En política pasa lo mismo, sólo que, como la política es tan aburrida y cada votante por sí sólo influye tan poco, no hay quien cobre una peseta por la entrada en los mítines como se cobra la. de un Madrid-Barcelona; Francisco Franco y Alfonso Guerra incluso regalaban el viaje en autobús y el bocadillo.

Por eso, las cuestiones técnicas del bien hacer en economía se convierten en balones de fútbol de los partidos... políticos. Los argumentos en favor de la privatización de las empresas públicas y organismos autónomos, no sólo de las estatales, sino de la muchedumbre de las autonómicas y municipales son irrebatibles, teóricamente y por las lecciones de la experiencia. Y las propuestas de que el Estado y. otras autoridades permitan a los privados competir lo más libremente; y de que esas autoridades se concentren en su arbitraje en vez de convertirse en otro jugador más, se imponen cada vez con más claridad. Lean si no el luminoso libro de Gaspar Ariño Economía y Estado, crisis y reforma del sector público (Marcial Pons, 1993). Pero por desgracia la aplicación de estas ideas liberalizadoras choca con los eslóganes de la política.
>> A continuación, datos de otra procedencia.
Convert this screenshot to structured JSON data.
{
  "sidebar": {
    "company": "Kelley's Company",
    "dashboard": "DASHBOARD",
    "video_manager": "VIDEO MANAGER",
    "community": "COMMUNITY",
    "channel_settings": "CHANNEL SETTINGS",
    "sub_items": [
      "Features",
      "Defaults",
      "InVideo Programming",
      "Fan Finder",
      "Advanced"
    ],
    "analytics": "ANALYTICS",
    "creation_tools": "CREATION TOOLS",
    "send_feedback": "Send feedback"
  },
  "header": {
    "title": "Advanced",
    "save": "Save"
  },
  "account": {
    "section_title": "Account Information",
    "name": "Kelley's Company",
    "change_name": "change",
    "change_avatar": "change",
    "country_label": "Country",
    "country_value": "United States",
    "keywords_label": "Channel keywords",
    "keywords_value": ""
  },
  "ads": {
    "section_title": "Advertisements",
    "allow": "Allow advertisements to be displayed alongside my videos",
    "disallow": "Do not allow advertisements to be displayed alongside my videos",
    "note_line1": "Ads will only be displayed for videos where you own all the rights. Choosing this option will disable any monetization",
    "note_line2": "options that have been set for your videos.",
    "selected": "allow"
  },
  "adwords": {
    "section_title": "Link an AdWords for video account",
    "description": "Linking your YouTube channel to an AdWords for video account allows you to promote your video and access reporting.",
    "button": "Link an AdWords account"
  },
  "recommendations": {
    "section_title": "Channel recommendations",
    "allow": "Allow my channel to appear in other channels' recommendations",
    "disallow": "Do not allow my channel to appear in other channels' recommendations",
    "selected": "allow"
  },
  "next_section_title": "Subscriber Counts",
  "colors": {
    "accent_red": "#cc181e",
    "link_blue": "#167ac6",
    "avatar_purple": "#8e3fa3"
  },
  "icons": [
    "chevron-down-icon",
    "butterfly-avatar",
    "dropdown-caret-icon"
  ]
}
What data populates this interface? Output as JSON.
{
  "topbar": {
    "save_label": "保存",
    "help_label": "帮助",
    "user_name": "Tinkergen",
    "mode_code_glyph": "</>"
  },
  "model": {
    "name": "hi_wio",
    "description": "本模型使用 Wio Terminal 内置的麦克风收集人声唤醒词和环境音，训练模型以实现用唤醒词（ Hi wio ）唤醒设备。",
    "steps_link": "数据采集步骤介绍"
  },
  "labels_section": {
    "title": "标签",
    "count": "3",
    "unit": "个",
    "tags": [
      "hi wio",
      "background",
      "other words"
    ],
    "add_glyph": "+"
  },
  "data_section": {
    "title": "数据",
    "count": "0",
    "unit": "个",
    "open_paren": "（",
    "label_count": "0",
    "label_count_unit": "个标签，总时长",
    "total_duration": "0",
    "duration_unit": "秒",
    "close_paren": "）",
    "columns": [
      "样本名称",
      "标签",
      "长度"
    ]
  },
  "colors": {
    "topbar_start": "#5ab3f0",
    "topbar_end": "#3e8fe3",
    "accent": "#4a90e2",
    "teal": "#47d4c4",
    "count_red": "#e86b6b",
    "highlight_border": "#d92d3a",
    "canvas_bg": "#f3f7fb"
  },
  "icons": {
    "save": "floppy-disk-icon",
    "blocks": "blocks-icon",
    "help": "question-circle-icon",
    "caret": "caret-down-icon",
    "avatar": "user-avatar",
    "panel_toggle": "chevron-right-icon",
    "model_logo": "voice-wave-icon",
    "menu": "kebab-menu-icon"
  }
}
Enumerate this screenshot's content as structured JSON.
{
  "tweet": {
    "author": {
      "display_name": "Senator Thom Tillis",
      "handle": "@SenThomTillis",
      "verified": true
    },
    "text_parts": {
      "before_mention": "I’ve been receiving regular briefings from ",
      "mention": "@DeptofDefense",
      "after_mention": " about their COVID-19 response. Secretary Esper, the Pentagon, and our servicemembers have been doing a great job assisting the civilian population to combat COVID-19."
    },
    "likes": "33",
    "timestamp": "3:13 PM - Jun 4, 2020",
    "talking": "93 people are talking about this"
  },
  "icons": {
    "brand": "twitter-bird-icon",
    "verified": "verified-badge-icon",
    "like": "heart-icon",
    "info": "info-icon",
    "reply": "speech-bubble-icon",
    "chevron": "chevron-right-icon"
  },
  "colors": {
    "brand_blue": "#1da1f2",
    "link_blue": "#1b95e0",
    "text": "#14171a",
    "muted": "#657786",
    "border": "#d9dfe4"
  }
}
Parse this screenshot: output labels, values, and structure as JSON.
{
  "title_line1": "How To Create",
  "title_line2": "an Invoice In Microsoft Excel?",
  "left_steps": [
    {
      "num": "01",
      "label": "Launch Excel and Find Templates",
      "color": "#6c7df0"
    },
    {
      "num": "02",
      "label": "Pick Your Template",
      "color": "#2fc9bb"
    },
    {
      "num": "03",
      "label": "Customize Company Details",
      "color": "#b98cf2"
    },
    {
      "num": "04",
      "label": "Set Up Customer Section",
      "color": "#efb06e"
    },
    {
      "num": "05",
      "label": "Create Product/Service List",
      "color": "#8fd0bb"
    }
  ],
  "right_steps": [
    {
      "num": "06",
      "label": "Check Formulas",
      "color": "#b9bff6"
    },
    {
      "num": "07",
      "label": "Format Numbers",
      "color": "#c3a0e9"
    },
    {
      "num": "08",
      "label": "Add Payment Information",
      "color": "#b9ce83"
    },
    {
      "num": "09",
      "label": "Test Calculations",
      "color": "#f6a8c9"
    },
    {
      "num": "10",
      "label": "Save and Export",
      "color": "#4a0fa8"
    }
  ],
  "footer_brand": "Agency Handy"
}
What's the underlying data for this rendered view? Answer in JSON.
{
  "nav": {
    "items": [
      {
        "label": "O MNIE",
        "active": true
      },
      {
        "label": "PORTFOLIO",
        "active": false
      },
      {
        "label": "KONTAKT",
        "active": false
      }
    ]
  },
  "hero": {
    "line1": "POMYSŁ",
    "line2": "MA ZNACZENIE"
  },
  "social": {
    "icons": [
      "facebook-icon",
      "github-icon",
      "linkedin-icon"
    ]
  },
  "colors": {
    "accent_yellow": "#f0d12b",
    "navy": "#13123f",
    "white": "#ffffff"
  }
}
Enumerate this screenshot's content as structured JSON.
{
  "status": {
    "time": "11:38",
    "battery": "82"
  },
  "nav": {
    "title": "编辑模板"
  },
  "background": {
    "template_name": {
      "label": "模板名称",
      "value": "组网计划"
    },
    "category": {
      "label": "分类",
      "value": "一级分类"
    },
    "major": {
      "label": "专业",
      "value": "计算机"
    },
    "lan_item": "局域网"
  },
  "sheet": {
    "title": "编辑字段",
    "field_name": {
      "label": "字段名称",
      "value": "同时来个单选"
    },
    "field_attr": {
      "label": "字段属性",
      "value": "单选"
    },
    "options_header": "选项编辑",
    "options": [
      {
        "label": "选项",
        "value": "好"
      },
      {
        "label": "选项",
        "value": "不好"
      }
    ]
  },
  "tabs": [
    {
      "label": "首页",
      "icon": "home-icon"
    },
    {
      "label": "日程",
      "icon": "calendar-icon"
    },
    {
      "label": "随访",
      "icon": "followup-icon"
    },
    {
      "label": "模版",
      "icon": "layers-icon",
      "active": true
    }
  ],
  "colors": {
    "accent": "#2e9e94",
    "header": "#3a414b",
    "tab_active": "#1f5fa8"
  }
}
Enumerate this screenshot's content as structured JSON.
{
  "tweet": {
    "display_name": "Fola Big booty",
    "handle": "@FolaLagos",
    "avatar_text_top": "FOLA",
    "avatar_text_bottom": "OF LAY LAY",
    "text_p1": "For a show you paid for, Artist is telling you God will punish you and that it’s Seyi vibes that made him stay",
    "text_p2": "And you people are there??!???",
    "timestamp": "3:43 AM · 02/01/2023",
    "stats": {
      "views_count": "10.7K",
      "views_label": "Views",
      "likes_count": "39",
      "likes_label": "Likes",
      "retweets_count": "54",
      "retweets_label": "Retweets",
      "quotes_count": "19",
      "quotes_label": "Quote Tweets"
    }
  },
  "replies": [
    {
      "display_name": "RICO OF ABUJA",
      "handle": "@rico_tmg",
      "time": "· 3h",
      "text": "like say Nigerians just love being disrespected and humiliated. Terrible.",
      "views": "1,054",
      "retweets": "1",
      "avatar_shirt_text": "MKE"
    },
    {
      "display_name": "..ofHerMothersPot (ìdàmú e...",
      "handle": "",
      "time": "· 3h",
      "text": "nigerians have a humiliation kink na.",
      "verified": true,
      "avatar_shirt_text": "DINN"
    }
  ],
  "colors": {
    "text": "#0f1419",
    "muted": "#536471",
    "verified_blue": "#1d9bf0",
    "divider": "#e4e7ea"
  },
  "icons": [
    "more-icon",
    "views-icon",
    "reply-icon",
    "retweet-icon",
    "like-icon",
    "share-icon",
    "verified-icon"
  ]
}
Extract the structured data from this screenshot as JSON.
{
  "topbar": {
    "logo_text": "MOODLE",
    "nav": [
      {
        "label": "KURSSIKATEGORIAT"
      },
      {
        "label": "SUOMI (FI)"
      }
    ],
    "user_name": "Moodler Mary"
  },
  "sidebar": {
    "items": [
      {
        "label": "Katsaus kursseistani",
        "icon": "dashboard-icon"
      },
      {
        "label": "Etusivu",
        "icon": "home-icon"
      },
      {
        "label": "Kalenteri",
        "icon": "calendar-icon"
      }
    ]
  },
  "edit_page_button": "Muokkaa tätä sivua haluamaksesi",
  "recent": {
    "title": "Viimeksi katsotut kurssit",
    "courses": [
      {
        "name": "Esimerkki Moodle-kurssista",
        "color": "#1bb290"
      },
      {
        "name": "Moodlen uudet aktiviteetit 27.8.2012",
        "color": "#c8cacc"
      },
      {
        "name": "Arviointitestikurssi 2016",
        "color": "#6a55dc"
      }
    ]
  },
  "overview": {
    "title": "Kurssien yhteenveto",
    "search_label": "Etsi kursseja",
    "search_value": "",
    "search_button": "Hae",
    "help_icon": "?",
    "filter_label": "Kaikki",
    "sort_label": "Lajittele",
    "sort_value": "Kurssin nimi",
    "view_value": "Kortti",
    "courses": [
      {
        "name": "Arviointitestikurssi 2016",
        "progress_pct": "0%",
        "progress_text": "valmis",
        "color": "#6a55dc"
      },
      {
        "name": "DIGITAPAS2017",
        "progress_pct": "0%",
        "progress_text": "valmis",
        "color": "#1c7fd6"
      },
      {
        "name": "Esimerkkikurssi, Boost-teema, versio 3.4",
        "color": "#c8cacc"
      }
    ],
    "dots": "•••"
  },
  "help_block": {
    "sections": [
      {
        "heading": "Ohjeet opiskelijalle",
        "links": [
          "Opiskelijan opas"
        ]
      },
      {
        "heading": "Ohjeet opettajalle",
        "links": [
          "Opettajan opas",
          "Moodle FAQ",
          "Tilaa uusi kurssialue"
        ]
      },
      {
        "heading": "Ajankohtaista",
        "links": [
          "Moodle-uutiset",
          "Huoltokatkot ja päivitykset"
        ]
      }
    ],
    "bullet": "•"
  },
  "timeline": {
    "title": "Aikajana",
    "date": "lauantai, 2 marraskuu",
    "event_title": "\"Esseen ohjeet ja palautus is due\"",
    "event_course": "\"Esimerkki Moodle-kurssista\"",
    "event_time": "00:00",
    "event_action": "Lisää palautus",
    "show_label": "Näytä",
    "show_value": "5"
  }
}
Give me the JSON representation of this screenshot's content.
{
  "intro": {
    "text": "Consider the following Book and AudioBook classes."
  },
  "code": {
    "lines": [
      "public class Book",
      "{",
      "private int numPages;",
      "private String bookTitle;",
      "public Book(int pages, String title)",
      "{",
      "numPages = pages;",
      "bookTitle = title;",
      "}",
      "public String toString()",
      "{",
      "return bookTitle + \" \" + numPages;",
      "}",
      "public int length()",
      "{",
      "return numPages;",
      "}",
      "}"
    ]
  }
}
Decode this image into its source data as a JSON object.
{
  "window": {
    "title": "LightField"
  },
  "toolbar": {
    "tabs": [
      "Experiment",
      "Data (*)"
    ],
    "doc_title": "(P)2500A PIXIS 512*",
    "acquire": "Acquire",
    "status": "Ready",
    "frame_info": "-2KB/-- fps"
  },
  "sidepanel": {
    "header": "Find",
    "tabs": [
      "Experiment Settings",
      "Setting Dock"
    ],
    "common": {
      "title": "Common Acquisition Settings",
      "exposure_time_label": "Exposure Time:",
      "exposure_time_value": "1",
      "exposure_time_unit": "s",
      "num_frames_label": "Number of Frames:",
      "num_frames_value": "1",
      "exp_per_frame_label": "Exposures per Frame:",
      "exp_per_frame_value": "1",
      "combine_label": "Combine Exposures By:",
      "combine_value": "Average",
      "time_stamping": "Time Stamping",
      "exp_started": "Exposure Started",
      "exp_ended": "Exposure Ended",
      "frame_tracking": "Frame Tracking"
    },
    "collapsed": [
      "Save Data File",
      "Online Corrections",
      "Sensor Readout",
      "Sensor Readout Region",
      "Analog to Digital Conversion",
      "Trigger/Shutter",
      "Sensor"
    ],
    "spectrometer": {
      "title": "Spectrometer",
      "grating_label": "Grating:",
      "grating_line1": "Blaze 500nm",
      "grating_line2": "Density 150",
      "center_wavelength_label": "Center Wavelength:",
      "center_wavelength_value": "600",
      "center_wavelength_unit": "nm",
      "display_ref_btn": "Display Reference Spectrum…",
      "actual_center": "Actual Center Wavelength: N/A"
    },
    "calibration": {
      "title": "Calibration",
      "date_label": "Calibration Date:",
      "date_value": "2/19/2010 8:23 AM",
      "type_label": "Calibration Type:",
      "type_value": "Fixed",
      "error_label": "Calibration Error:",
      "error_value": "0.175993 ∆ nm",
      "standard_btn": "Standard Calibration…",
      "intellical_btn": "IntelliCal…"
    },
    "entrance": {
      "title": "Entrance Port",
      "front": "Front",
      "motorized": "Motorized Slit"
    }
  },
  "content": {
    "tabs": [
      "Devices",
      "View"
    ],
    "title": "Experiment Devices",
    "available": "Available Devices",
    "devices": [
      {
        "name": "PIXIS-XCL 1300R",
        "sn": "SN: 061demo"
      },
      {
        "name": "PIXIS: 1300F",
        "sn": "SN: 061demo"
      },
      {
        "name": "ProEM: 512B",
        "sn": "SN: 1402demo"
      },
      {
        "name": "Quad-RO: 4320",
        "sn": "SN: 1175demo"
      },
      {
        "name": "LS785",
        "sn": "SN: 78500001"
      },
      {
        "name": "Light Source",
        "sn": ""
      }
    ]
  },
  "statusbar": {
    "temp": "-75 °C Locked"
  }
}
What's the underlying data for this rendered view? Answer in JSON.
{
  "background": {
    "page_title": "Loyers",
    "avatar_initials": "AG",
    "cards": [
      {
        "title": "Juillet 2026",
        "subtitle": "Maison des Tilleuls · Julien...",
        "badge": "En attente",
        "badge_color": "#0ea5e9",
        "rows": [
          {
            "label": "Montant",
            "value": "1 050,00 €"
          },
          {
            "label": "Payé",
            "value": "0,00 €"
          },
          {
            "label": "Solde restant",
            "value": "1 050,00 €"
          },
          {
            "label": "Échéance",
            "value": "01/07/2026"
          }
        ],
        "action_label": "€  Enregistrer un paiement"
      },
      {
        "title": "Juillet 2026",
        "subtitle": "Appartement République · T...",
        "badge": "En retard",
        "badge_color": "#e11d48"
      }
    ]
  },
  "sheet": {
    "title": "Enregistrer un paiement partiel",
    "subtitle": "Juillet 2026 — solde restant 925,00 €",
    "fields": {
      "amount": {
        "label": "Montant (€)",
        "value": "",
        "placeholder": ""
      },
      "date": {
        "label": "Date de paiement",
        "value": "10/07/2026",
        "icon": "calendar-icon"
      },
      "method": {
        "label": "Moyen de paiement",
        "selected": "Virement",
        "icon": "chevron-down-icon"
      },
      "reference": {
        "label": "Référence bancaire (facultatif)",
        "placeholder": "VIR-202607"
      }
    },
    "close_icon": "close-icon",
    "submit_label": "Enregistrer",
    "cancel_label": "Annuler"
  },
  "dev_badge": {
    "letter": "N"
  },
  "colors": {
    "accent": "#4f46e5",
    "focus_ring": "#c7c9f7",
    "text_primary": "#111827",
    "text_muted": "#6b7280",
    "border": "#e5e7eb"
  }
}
Cada vez que propongo que se privatice la empresa municipal de transportes, o que se cobre a los automóviles la entrada en las ciudades, o que se entregue a los cotizantes la propiedad de los fondos de pensiones de la Seguridad Social, alguien grita: "¡neo-liberal! ithatcheriano! ¡chicagón!".

Replico que hay que estudiar cuidadosamente las claúsulas transitorias, garantizar los derechos adquiridos, definir las reglas de juego y la vigilancia pública. Nada importa. Me ponen una etiqueta y cierran los oídos.

Uno de mis proveedores de ideas, mi prudente amigo Eduardo Serra, me sugirió que busquemos un nombre y un precedente histórico para caracterizar la devolución de los activos y las actividades de las manos muertas colectivas a la iniciativa individual: la desamortización. Luminosa idea.

En 1835, el, banquero liberal Juan Álvarez Mendizábal, con el ejército carlista en el Buen Retiro, decidió reforzar el valor de la deuda pública que necesitaba emitir para sufragar la guerra, permitiendo que los títulos del Estado pudiesen aplicarse en pago parcial de las propiedades de una gran mano muerta, la Iglesia española. En 1855, el gran geógrafo Pascual Madoz, también desde el gobierno, amplió la desamortización a los propios de los Ayuntamientos. Las angustias de la Hacienda les llevaron a ambos a echar algunos borrones en esa benemérita labor de liberalización. Pero esta vez no hay peligro de malbaratar el patrimonio artístico de la Iglesia o debilitar los Ayuntamientos. Basta con que no pongamos al mando de la desamortización al expolicía Roldán o al ex-ugetero Sotos.